It’s Virginia in 1820. Your father has just died and named you as executor in his will.

You can’t start settling up without the court approving the will and it being admitted to probate. You also have to be approved by the court as executor and become legally authorized to perform the duties as executor. This usually also includes posting a bond with bondsmen to sign along with you. The bond will have a stated value, but that’s not an amount of cash that anyone deposits anywhere. Typically it’s an amount that covers the value of the estate (or at least the potential bills) and while the executor doesn’t need to “be worth that much” the bondsmen generally (at least in the aggregate) do. The bondsmen are guaranteeing that you will perform your tasks as executor faithfully and to the best of your ability.

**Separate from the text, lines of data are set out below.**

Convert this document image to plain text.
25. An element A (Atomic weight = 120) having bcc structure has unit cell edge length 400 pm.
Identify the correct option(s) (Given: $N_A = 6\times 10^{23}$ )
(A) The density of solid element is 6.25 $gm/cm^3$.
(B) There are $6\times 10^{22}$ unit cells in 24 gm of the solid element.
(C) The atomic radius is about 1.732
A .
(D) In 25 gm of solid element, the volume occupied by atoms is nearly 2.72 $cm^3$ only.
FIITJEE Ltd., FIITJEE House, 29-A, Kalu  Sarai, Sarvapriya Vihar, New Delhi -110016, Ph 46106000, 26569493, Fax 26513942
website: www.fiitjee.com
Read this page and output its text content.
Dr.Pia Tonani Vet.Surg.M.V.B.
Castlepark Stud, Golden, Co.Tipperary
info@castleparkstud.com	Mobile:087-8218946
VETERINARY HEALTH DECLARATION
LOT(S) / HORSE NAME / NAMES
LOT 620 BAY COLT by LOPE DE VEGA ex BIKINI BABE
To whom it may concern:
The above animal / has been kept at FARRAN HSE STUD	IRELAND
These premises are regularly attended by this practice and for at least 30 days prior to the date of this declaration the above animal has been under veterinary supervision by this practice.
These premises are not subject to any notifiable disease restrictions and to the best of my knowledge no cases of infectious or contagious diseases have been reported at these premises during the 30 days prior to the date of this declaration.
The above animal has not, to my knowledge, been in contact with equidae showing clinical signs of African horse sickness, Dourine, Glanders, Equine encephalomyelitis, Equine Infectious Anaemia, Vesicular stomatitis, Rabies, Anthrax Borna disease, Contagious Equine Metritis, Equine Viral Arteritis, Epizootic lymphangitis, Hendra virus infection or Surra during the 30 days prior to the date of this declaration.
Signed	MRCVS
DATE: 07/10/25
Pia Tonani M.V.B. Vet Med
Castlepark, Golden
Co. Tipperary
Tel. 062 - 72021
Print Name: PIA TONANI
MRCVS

If you run off to Texas with all your father’s livestock and unpaid bills and no assets left to pay them, the court will very likely come after the bondsmen to cover the debts. Please note that contemporary state statute dictated the specifics of who could be a bondsman and what the financial requirements were.

If you do what you are supposed to do (even if there isn’t enough money to cover the estate) ,the bondsmen are not at risk. But if you, in your capacity as executor, abscond with money or waste the estate, the bondsmen could be on the hook for it.

The takeway is that the individuals who sign an executor’s bond for someone would hopefully only do it for someone they know and trust to act faithfully.